The Court of Appeals overruled the proposition that the
Page 183 U. S. 289
transfer tax in question was a tax upon property, and not upon
the right of succession, and held that, when David Dows, Senior,
devised this property to the appointees under the will of his son,
he necessarily subjected it to the charge that the state might
impose on the privilege accorded to the son of making a will, and
that the charge is the same in character as if it had been laid on
the inheritance of the estate of the son himself -- that is, for
the privilege of succeeding to property under a will.

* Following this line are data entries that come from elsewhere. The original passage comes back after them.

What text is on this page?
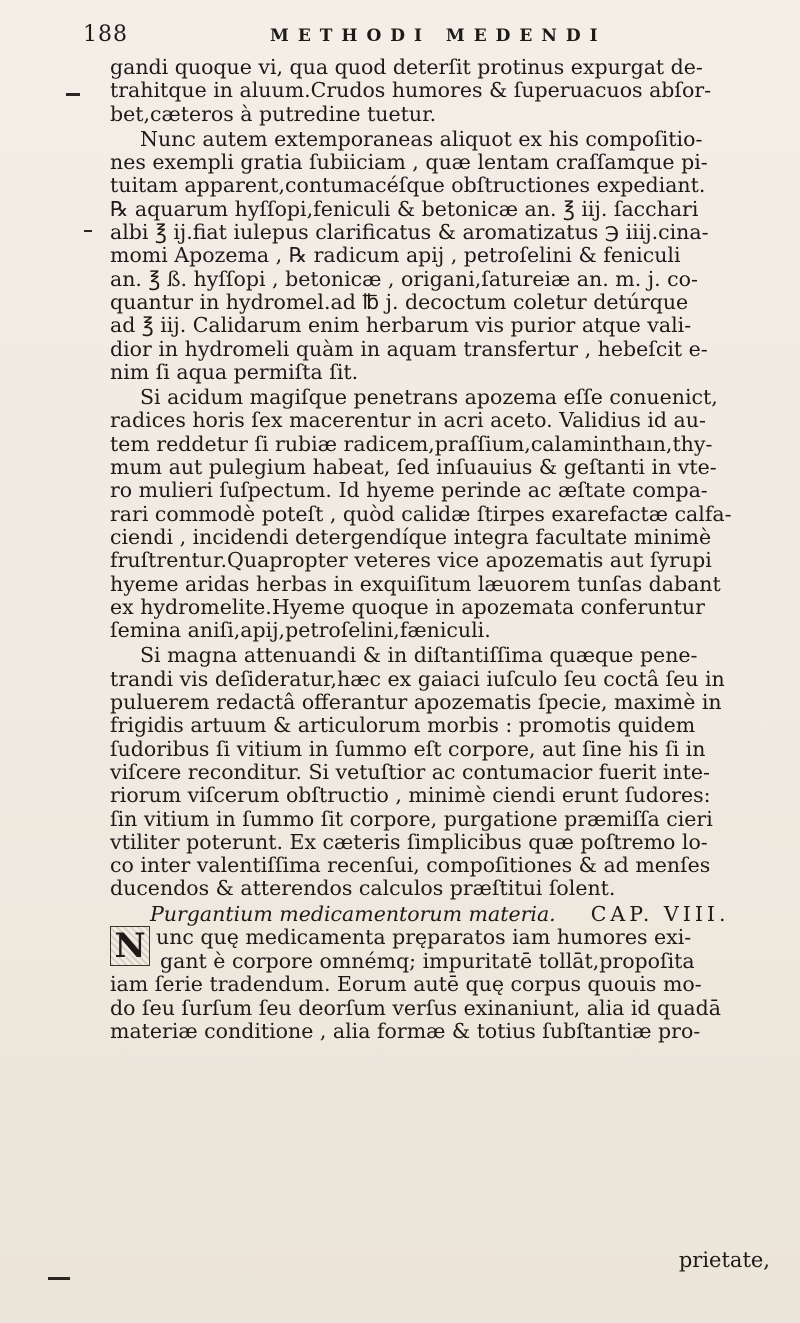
188	METHODI MEDENDI
gandi quoque vi, qua quod deterſit protinus expurgat de-
trahitque in aluum.Crudos humores & ſuperuacuos abſor-
bet,cæteros à putredine tuetur.
Nunc autem extemporaneas aliquot ex his compoſitio-
nes exempli gratia ſubiiciam , quæ lentam craſſamque pi-
tuitam apparent,contumacéſque obſtructiones expediant.
℞ aquarum hyſſopi,feniculi & betonicæ an. ℥ iij. ſacchari
albi ℥ ij.fiat iulepus clarificatus & aromatizatus ℈ iiij.cina-
momi Apozema , ℞ radicum apij , petroſelini & feniculi
an. ℥ ß. hyſſopi , betonicæ , origani,ſatureiæ an. m. j. co-
quantur in hydromel.ad ℔ j. decoctum coletur detúrque
ad ℥ iij. Calidarum enim herbarum vis purior atque vali-
dior in hydromeli quàm in aquam transfertur , hebeſcit e-
nim ſi aqua permiſta ſit.
Si acidum magiſque penetrans apozema eſſe conuenict,
radices horis ſex macerentur in acri aceto. Validius id au-
tem reddetur ſi rubiæ radicem,praſſium,calaminthaın,thy-
mum aut pulegium habeat, ſed inſuauius & geſtanti in vte-
ro mulieri ſuſpectum. Id hyeme perinde ac æſtate compa-
rari commodè poteſt , quòd calidæ ſtirpes exarefactæ calfa-
ciendi , incidendi detergendíque integra facultate minimè
fruſtrentur.Quapropter veteres vice apozematis aut ſyrupi
hyeme aridas herbas in exquiſitum læuorem tunſas dabant
ex hydromelite.Hyeme quoque in apozemata conferuntur
ſemina aniſi,apij,petroſelini,fæniculi.
Si magna attenuandi & in diſtantiſſima quæque pene-
trandi vis deſideratur,hæc ex gaiaci iuſculo ſeu coctâ ſeu in
puluerem redactâ offerantur apozematis ſpecie, maximè in
frigidis artuum & articulorum morbis : promotis quidem
ſudoribus ſi vitium in ſummo eſt corpore, aut ſine his ſi in
viſcere reconditur. Si vetuſtior ac contumacior fuerit inte-
riorum viſcerum obſtructio , minimè ciendi erunt ſudores:
ſin vitium in ſummo ſit corpore, purgatione præmiſſa cieri
vtiliter poterunt. Ex cæteris ſimplicibus quæ poſtremo lo-
co inter valentiſſima recenſui, compoſitiones & ad menſes
ducendos & atterendos calculos præſtitui ſolent.
Purgantium medicamentorum materia. CAP. VIII.
N unc quę medicamenta pręparatos iam humores exi-
gant è corpore omnémq; impuritatē tollāt,propoſita
iam ſerie tradendum. Eorum autē quę corpus quouis mo-
do ſeu ſurſum ſeu deorſum verſus exinaniunt, alia id quadā
materiæ conditione , alia formæ & totius ſubſtantiæ pro-
prietate,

In reaching this conclusion, the Court of Appeals cited not only
various New York cases, but several decisions of this Court, the
principles of which were thought to be applicable.
Magoun v.
Illinois Trust Co., 170 U. S. 283;
Plummer v. Coler, 178 U. S. 115;
Knowlton v. Moore, 178 U. S. 41;
Murdock v. Ward, 178 U. S. 139.
We think it unnecessary to enter upon another discussion of a
subject so recently considered in the cases just cited, and that it
is sufficient to say that, in our opinion, the Court of Appeals did
not err when it held that a transfer or succession tax, not being a
direct tax upon property, but a charge upon a privilege exercised
or enjoyed under the law of the state, does not, when imposed in
cases where the property passing consists of securities exempt by
statute, impair the obligation of a contract within the meaning of
the Constitution of the United States.
A further contention is made that the legatees or devisees of
the remainders created by the will of David Dows, Junior, are not
legally subject to taxation until the precedent estates terminate
and the remainders vest in possession.
The Court of Appeals held that the doctrine invoked had no
application to the remainders given to the sons of David Dows,
Junior; that they are absolute, and not subject to be divested, or
to fail in any contingency whatever; that, by statute they are
alienable, devisable, descendible, and if the property were real
estate, they could be sold on execution against their owners; that,
by the aid of the table of annuities, upon the faith of which large
sums are constantly distributed by the courts, the present value of
these remainders is capable of ready
Page 183 U. S. 290
computation, and that therefore they are subject to present
taxation.
These views of the Court of Appeals must be accepted by us as
accurate statements of the law of the state, and though it is
claimed in the brief of counsel for the plaintiffs in error that
such a construction of the transfer tax law brings it into conflict
with the Fourteenth Amendment of the Constitution of the United
States, we are unable to approve such a contention. The subject
dealt with is one of state law expounded by state courts. The laws
and the construction put upon them apply equally to all persons in
a like situation, and cannot be regarded as conflicting with the
provisions of the federal Constitution.
Magoun v. Illinois
Trust Co., 170 U. S. 283.
Other contentions made in the brief of counsel for the
plaintiffs in error seem, so far as our jurisdiction is concerned,
to be phases of those heretofore considered, and thereby disposed
of.
The judgment of the Court of Appeals of the State of New York
affirming the judgment of the Surrogate's Court of New York County
is
Affirmed.
MR. JUSTICE HARLAN concurs in the result.